Experts in the field will collaborate on projects to better understand challenges facing learning and teaching throughout Iraq and other countries affected by conflict.
Education in conflict-affected contexts is complex and often highly politicized, with a range of internal power dynamics impacting delivery. Rather than acting as a vehicle for peacebuilding and human rights agendas, education is often manipulated by both state and non-state groups for political motives. Political economy analysis (PEA) can play a critical role in helping to understand education reconstruction and reform. PEA provides a lens through which to investigate the political processes at work between different local, national and global actors. It can facilitate exploration of all moments of the education policy cycle, including agenda setting, policy formulation and policy implementation.

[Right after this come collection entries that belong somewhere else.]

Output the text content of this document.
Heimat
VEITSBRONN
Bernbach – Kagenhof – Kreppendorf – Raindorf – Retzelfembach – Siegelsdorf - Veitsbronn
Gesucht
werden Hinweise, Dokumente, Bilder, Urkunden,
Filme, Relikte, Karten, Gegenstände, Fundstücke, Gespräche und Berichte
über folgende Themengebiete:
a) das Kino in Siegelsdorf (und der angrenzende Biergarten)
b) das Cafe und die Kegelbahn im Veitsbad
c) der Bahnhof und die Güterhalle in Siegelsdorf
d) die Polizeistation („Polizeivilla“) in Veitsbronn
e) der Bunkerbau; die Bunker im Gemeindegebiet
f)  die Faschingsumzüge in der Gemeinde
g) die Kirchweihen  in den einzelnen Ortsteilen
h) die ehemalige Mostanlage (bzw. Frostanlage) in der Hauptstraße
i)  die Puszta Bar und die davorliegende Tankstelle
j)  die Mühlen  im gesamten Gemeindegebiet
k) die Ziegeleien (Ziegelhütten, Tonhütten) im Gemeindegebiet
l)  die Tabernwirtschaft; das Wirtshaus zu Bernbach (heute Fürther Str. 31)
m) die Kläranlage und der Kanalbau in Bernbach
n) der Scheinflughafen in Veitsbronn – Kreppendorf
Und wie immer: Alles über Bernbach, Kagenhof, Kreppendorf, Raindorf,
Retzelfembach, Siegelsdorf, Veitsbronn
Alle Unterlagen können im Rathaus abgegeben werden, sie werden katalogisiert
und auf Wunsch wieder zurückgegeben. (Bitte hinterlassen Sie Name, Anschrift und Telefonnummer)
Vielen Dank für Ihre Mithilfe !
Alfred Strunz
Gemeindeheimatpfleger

The overarching goal of the EPP project is to inform socially just education systems and provision for children and young people in contexts of conflict and protracted crises. To achieve this EPP aims to strengthen critically informed analysis of education in Iraq and support local researchers to explore educations role in building sustainable peace.
The project is a partnership between Ulster University in the UK and Koya University in the Kurdistan Region of Iraq (KRI). EPP facilitates individual, institutional and environmental capacity exchange in support of education research in Iraq and the KRI. The project provides tools, resources and mentoring support to over 20 education researchers from across Iraq and hosts a network of PhD students from across the Middle East.
EPP hope to challenge the northern domination of knowledge production in conflict affected contexts by supporting a new generation of scholars and practitioners to undertake political economy analysis of education systems. We seek to ultimately influence change in global practice for the benefit of children and young people in conflict affected countries.